My feminine “voice skin” was created by Modulate.ai, a company based in Cambridge, Massachusetts. The firm uses machine learning to copy, model, and manipulate the properties of voice in a powerful new way.
The technology goes far beyond the simple voice filters that can let you sound like Kylo Ren. Using this approach, it is possible to assume any age, gender, or tone you’d like, all in real time. Or to take on the voice of a celebrity. I can hold a lengthy phone conversation in the guise of Katie if I wish.
I visited Modulate’s headquarters to hear about the company’s technology and ambitions, and to discuss the ethical implications of using AI to copy someone else’s voice. In a sound-isolated booth, I tried out a few of the company’s voice skins.
Here’s my actual voice:
And here it is being fed through another persona:
And being changed between the two personas in real time.
The voice-modeling technology isn’t perfect; each new voice is a little warbly. But it’s remarkably good, and it improves by feeding on more of your voice data. And it shows how advances in machine learning are rapidly starting to alter digital reality. Modulate uses generative adversarial networks (GANs) to capture and model the audio properties of a voice signal. GANs pit two neural networks against each other in a battle to capture and reproduce the properties of a data set convincingly (see “The GANfather”).
Machine learning has made it possible to swap two people’s faces in a video, using software that can be downloaded free from the internet (see “Fake America great again”). AI researchers are using GANs and other techniques to manipulate visual scenes and even conjure up completely fake faces.
Modulate has a demonstration voice skin of Barack Obama on its site, and cofounder and CEO Mike Pappas said it would be possible to generate one for anyone, given enough training data. But he adds that the company won’t make a celebrity voice skin available without the owner’s permission. He also insists that deception isn’t the main point.
“This isn’t technology built to imitate people,” Pappas says. “It’s built to give you new opportunities.”
Modulate is targeting online games such as Fornite or Call of Duty, in which players can chat with strangers through a microphone. This can enhance the game play, but it can also open the door to abuse and harassment.

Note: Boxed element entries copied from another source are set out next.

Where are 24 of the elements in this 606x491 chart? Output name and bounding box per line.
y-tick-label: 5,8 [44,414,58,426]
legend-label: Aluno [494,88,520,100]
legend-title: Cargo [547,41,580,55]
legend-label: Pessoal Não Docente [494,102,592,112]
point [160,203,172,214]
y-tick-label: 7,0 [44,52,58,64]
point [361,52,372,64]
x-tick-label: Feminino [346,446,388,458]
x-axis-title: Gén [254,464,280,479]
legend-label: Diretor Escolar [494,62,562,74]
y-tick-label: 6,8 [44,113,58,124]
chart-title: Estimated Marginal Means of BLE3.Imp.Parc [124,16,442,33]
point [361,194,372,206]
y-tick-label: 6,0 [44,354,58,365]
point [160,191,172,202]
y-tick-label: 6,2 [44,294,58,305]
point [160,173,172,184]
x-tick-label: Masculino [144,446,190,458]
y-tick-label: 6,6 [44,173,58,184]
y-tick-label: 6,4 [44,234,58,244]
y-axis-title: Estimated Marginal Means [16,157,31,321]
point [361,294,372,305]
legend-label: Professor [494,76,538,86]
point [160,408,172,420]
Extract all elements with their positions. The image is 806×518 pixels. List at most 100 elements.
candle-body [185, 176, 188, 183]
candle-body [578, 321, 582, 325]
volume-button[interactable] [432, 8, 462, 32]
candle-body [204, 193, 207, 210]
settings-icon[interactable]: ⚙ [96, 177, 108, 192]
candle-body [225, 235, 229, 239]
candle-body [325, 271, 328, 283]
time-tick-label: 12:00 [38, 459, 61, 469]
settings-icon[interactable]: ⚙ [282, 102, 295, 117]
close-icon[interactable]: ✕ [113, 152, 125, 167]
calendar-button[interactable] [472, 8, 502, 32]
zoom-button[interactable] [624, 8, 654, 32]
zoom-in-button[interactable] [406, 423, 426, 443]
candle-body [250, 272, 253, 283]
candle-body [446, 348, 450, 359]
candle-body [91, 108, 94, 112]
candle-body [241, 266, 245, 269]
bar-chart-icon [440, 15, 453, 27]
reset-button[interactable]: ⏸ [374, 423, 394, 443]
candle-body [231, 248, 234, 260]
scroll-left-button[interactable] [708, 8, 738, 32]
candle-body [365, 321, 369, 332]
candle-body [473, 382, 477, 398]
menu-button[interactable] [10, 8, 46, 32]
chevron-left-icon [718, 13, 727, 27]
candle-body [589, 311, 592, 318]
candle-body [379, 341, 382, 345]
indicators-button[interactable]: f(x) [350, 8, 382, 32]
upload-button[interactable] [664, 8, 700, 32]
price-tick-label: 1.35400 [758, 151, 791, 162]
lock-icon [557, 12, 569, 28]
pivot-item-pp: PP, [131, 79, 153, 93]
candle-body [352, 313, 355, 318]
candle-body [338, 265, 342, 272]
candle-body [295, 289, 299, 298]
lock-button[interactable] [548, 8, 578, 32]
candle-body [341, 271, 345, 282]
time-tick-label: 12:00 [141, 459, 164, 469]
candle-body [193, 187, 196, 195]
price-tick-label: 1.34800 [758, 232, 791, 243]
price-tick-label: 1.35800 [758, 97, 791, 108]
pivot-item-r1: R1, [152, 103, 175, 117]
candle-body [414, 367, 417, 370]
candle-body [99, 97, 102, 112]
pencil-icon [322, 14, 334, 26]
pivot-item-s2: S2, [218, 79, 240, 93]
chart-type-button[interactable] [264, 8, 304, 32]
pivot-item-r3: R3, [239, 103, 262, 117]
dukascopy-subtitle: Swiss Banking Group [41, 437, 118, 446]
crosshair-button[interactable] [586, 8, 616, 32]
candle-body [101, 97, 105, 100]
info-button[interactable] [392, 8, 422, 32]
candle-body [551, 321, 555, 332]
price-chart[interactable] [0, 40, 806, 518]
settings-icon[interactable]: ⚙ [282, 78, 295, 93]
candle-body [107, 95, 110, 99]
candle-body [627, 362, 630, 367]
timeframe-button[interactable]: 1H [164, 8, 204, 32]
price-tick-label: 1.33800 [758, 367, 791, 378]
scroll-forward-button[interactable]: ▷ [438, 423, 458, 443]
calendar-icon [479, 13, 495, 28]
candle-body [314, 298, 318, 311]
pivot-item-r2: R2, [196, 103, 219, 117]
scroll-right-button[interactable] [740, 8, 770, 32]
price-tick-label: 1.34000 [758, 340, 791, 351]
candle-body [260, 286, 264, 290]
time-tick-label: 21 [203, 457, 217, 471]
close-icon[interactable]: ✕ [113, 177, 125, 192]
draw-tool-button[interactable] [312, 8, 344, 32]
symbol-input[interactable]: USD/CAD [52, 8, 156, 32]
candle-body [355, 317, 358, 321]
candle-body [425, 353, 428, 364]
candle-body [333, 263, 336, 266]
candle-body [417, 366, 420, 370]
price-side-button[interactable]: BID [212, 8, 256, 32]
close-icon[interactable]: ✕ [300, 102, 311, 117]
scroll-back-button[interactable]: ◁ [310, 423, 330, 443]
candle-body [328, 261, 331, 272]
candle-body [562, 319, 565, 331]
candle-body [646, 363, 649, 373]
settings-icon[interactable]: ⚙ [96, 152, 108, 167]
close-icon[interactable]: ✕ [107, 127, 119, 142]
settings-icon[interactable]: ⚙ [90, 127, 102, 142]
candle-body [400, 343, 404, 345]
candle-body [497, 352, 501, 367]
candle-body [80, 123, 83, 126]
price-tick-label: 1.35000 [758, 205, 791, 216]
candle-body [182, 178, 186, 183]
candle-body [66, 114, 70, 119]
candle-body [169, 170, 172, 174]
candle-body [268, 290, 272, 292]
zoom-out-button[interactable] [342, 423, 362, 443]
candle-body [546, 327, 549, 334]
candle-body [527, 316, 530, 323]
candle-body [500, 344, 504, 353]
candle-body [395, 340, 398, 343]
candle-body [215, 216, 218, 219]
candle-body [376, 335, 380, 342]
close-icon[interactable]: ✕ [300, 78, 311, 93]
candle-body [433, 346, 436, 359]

“When we want to interact online and have really deep experiences, voices are crucial,” says Pappas. “But some people aren’t willing to actually put their voice out there. In some cases, maybe I just want to stay anonymous. In other cases, I’m worried that I’m going to reveal my age or gender and get harassed.”
Charles Seife, a professor at NYU who studies the spread of misinformation, says the technology seems significantly more advanced than other voice modification technology. And he says the way AI can now manipulate video and audio has the potential to fundamentally alter the media. “We have to start thinking about what constitutes reality,” he says.
"So far, the quality of voice conversion technology has been low so that one can easily distinguish a converted voice," adds Tuomas Virtanen, an expert on voice synthesis and manipulation at Tampere University in Finland. "But I can imagine that in the near future the quality will be good enough so that conversion cannot be detected easily."
Modulate is aware that its technology has the potential to be misused. The company says it will seek assurances that any customer copying someone’s voice has that person’s permission. It has also developed an audio watermarking technology that could be used to detect a copied voice. This could issue a warning if someone is using a fake voice on a call, for example.
"We've built ethical safeguards into our company from the ground up," says cofounder and CTO, Carter Huffman, "from how we distribute our technology, to how we select the voice skins to offer, to watermarking our audio for detection in sensitive systems.”
Modulate might be able to limit the misuse of its own technology, but it’s possible others will develop similar technology independently, and make it available for people to misuse. The question is, how widely might this be misused, and how savvy about it will the public become?
Pappas is optimistic that the potential for AI fakery is often overblown. “It’s definitely something where you want to be cognizant of it, but it’s not something where the very facets of society are crumbling down,” he says. “We have tools to handle this.”